Müzikal içerik ve kalite, Chopin’in öncelikleri arasındadır:

“Chopin, farklı tuşeler öğretiyor, legato ve cantabile’ye özel önem veriyordu. Cümleleme ve legato için “o daha iki notayı bile birbirine bağlayamıyor” dediğinde, bu en büyük eleştirilerinden biri olurdu. Piyanoyu şarkı söyler gibi çalabilmek için, öğrenciler iyi şancıları dinlemeliydiler” (Sykora 1973:107).

Chopin’e benzer biçimde, eğitime çok fazla eğilmemiş, ancak, piyano tekniği ve öğrenme yöntemleri üstüne yazdıklarıyla müzisyenleri ve eğitimcileri doğrudan etkilemiş bir başka besteci de Robert Schumann’dır (1810 – 1856).

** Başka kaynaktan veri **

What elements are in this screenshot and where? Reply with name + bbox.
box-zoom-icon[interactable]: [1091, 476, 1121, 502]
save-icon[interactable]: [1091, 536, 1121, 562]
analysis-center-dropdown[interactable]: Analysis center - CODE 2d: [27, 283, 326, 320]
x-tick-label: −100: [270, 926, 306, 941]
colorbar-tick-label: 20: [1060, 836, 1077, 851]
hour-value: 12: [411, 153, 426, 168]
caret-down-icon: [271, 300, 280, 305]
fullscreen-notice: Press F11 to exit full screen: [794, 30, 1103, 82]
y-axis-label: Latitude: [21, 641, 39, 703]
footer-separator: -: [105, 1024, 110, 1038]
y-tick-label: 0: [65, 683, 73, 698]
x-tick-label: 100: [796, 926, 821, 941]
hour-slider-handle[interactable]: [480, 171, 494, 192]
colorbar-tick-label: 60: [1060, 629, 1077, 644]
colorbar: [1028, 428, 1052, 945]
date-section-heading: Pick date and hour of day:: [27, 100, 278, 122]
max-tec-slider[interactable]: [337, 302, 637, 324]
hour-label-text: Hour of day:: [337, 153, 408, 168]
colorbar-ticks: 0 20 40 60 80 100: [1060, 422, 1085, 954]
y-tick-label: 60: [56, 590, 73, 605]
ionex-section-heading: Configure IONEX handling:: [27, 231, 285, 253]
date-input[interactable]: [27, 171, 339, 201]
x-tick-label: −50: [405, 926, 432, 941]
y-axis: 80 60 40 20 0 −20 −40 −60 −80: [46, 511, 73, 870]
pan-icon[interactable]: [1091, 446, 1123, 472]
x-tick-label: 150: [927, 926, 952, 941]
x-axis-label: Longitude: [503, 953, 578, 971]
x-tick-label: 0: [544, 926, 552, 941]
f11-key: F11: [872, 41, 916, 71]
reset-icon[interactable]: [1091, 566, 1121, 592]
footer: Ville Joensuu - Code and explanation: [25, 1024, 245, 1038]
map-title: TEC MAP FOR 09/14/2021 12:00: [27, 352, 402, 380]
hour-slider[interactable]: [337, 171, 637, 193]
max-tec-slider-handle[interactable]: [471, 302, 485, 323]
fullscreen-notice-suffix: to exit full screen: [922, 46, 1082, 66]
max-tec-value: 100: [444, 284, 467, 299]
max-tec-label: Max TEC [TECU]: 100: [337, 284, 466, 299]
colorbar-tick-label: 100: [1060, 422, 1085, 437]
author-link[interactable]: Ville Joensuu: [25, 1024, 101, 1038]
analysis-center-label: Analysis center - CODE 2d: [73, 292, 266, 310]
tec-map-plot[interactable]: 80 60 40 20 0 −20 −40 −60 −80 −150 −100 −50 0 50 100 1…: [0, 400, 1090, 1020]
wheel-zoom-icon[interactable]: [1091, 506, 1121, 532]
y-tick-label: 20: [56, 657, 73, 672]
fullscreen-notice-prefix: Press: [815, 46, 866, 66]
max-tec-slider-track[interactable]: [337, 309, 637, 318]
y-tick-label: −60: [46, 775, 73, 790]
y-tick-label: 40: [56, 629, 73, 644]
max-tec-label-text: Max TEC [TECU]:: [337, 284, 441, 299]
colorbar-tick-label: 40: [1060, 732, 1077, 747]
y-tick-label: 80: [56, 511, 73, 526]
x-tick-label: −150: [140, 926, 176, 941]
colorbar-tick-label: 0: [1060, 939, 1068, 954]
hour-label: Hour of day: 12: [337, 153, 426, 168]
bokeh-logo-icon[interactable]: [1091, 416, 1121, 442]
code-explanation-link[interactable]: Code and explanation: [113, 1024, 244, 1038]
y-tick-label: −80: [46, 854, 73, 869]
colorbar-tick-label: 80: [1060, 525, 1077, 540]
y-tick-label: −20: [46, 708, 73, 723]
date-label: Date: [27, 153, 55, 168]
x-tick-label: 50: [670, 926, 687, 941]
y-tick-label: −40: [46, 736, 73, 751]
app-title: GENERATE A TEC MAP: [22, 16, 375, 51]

Geleneksel ekolün mekanik prensiplerinden uzaklaşmayı tavsiye eden Schumann’a göre, her gün sürekli ve uzun saatler boyunca yapılan gam ve alıştırmalar, güzel konuşmak için alfabeyi her gün saatlerce tekrarlamaya benzer ve gereksiz bir uğraştır. İçinde farklı teknik güçlükler olan karmaşık bir besteyi çalışmak, bundan daha iyi bir teknik çalışma olabilir.

Schumann’ın düşüncesine göre bir müzisyenin en önemli özelliği, kendi çaldığını dinleyebilmesidir. Piyaniste, eseri çalmadan önce, içeriğini zihninde çalışmasını önermektedir. Ona göre bu çalışma, ölçü ölçü besteyle mücadele etmekten çok daha verimlidir. Müzisyen, eseri zihninde tam olarak duymadan çalışmaya başlamamalıdır. Parmaklar beynin istemlerini yerine getirmelidir; bunun tam tersi, yanlış sonuçlar doğurur.

19. yy.’ın en önemli piyano virtüozlerinden Franz Liszt (1811 – 1886), tekniğin, alıştırmaların içeriğine değil, alıştırma yapma tekniğine bağlı olduğunu savunmuştur. Piyano tekniğini analiz ederek tüm problemleri birkaç temel formüle indirgemiştir. Bu temel formüller üzerinde uzmanlaşan bir piyanistin, belirli düzenlemeler yaptıktan sonra, piyano için yazılmış her eseri çalabileceğini iddia etmiştir. Schuman’a ve Chopin’e benzer biçimde bir müzisyenin ilk ödevinin dinlemeyi öğrenmek olduğunu savunan Liszt’e göre, müzisyenin gerçek tekniğe sahip olabilmesi için, vücudunu ve parmaklarını kulaklarıyla bütünleştirebilmesi gerekmektedir.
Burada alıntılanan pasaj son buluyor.